Because the truth is, every single one of us is flawed.

We all make mistakes.

Some are small, others have life-changing consequences. Sometimes our actions are intentional; often they’re not. Many are born from our own pain, fear, trauma, or simply not knowing another way at the time.

Understanding that doesn’t excuse harmful behaviour.

But it does remind us of our shared humanity.

Life has taught me this in ways I could never have imagined.

Like many people, there have been times when I’ve been deeply hurt by others. There have also been times when I’ve carried enormous guilt, questioned decisions, replayed events over and over, and wished I could rewrite parts of my own story.

I’ve also lived through situations where there were no neat endings. No heartfelt apology. No opportunity to sit down and resolve everything.

Some chapters simply don’t end that way.

For a long time, I believed that healing somehow depended on those loose ends being tied up. That if someone acknowledged the pain they’d caused, perhaps then I could finally move forward.

But healing doesn’t always wait for an apology.

Sometimes it can’t.

One of the greatest lessons I’ve learned—both personally and professionally—is that if my peace depends on another person’s awareness, remorse, or ability to change, then I’ve unknowingly handed them the keys to my wellbeing.

That was a difficult lesson to learn.

As many of you know, my own journey into this work wasn’t born from textbooks. It came through my own healing. Long before I became a counsellor, I found myself searching for answers through Reiki, hypnotherapy, spiritual practices and, eventually, counselling itself. I didn’t begin this work because life had been easy. I began because I needed to find a way through my own darkness.

Then life presented me with challenges I could never have prepared for.

Supporting someone you love through severe mental illness changes you. It stretches every belief you have about love, grief, fear, hope and acceptance. It teaches you that life isn’t black and white. It teaches you that people can do things completely out of character when they are profoundly unwell.

It also teaches you compassion.

Not just for others.

For yourself.

I’ve learned that healing isn’t about pretending painful things didn’t happen.

It’s not saying, “That’s okay.”

Sometimes it isn’t okay.

Sometimes what happened changed your life forever.

Healing isn’t about forgetting.

It’s about gently loosening the grip those experiences continue to have over your nervous system, your thoughts, your relationships and your future.

I’ve realised that forgiveness and reconciliation are two completely different things.

You can heal without allowing someone back into your life.

You can find peace while still having healthy boundaries.

You can understand someone’s behaviour without accepting it.

As therapists, we often talk about processing anger, grief and trauma.
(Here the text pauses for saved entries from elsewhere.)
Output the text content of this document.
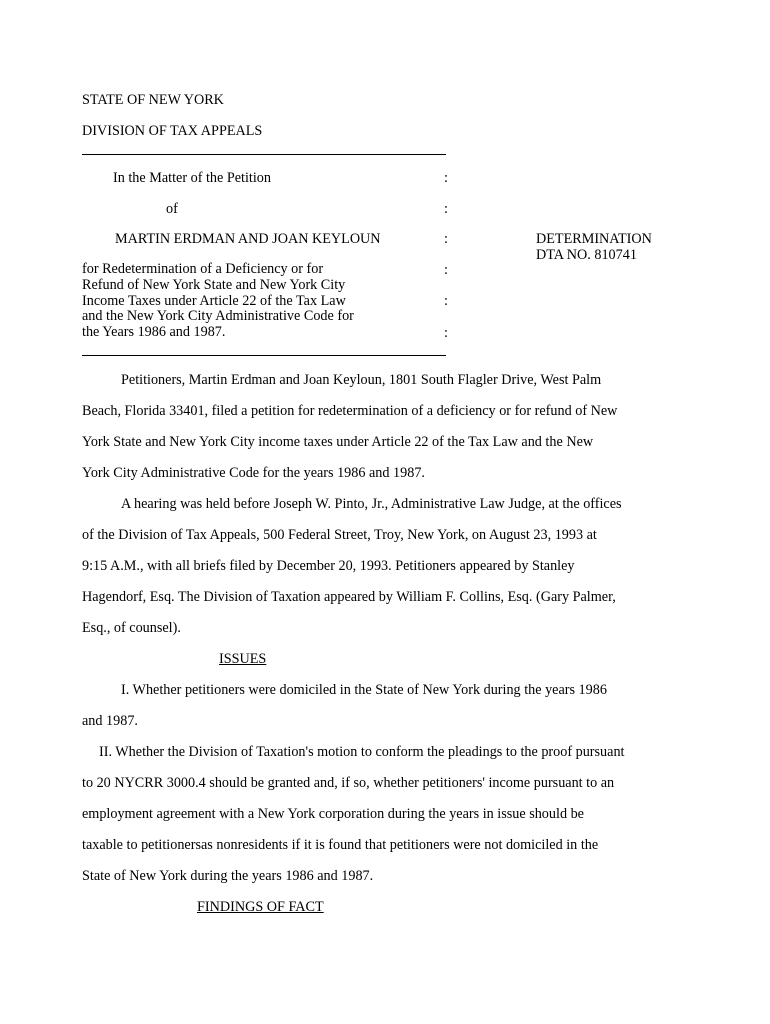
STATE OF NEW YORK
DIVISION OF TAX APPEALS
In the Matter of the Petition
of
MARTIN ERDMAN AND JOAN KEYLOUN
for Redetermination of a Deficiency or for
Refund of New York State and New York City
Income Taxes under Article 22 of the Tax Law
and the New York City Administrative Code for
the Years 1986 and 1987.
:
:
:
:
:
:
DETERMINATION
DTA NO. 810741
Petitioners, Martin Erdman and Joan Keyloun, 1801 South Flagler Drive, West Palm
Beach, Florida 33401, filed a petition for redetermination of a deficiency or for refund of New
York State and New York City income taxes under Article 22 of the Tax Law and the New
York City Administrative Code for the years 1986 and 1987.
A hearing was held before Joseph W. Pinto, Jr., Administrative Law Judge, at the offices
of the Division of Tax Appeals, 500 Federal Street, Troy, New York, on August 23, 1993 at
9:15 A.M., with all briefs filed by December 20, 1993. Petitioners appeared by Stanley
Hagendorf, Esq. The Division of Taxation appeared by William F. Collins, Esq. (Gary Palmer,
Esq., of counsel).
ISSUES
I. Whether petitioners were domiciled in the State of New York during the years 1986
and 1987.
II. Whether the Division of Taxation's motion to conform the pleadings to the proof pursuant
to 20 NYCRR 3000.4 should be granted and, if so, whether petitioners' income pursuant to an
employment agreement with a New York corporation during the years in issue should be
taxable to petitionersas nonresidents if it is found that petitioners were not domiciled in the
State of New York during the years 1986 and 1987.
FINDINGS OF FACT
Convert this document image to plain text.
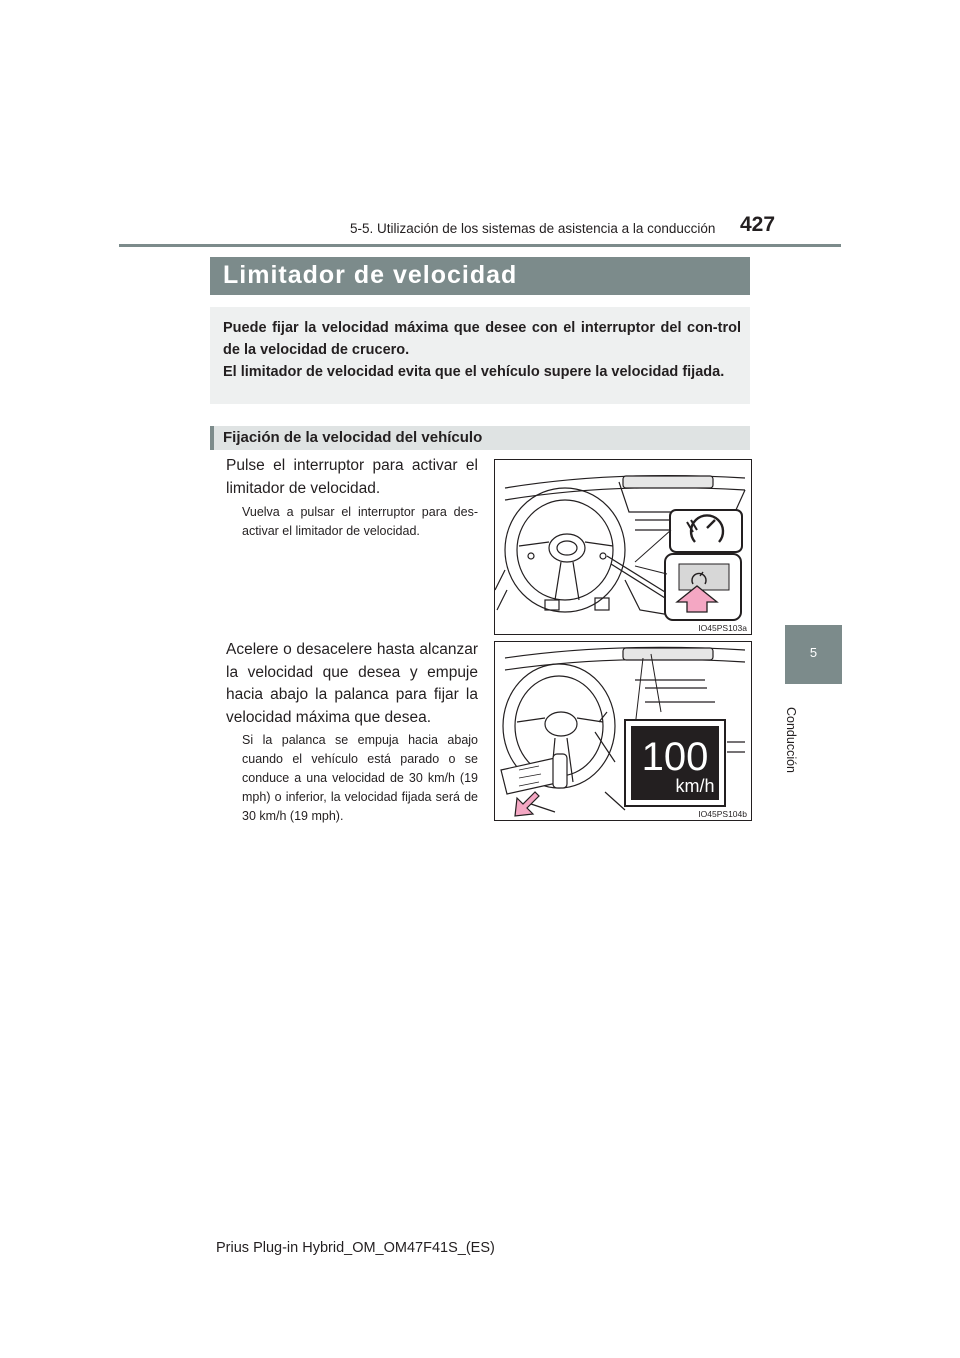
5-5. Utilización de los sistemas de asistencia a la conducción 427
5
Conducción
Limitador de velocidad

Puede fijar la velocidad máxima que desee con el interruptor del con-trol de la velocidad de crucero.
El limitador de velocidad evita que el vehículo supere la velocidad fijada.

Fijación de la velocidad del vehículo

Pulse el interruptor para activar el limitador de velocidad.

Vuelva a pulsar el interruptor para des-activar el limitador de velocidad.

IO45PS103a

Acelere o desacelere hasta alcanzar la velocidad que desea y empuje hacia abajo la palanca para fijar la velocidad máxima que desea.

Si la palanca se empuja hacia abajo cuando el vehículo está parado o se conduce a una velocidad de 30 km/h (19 mph) o inferior, la velocidad fijada será de 30 km/h (19 mph).

100
km/h
IO45PS104b
Prius Plug-in Hybrid_OM_OM47F41S_(ES)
Those emotions deserve space. They shouldn’t be rushed because someone else believes forgiveness is the end goal.

Personally, I don’t think forgiveness is the goal anymore.

Healing is.

When healing happens, something beautiful often follows naturally.

The resentment softens.

The anger no longer burns quite so fiercely.
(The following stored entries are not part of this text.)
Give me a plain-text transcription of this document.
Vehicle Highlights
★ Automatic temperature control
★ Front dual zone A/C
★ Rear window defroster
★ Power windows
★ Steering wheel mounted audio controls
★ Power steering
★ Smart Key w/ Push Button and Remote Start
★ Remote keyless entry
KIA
The memories lose some of their emotional charge.

Not because we’ve excused what happened, but because it no longer owns us.

The same applies to forgiving ourselves.

How many of us carry shame for decisions made during the hardest seasons of our lives?

How many of us judge a younger version of ourselves who was simply trying to survive with the knowledge, resources and emotional capacity we had at the time?

Self-forgiveness isn’t about avoiding responsibility.

It’s about allowing ourselves to grow beyond our mistakes.

Perhaps forgiveness isn’t something we strive for at all.

Perhaps it’s simply what remains when we’ve done the deep work of healing.

Maybe the question isn’t…

“Do they deserve my forgiveness?”

Maybe the question is…

“Am I ready to stop carrying what happened?”

Because in the end, forgiveness was never really about the other person.

It was always about finding my way back to myself.

And if my own journey has taught me anything, it’s this:

Healing doesn’t change the past.

But it can completely transform the way we carry it into the future.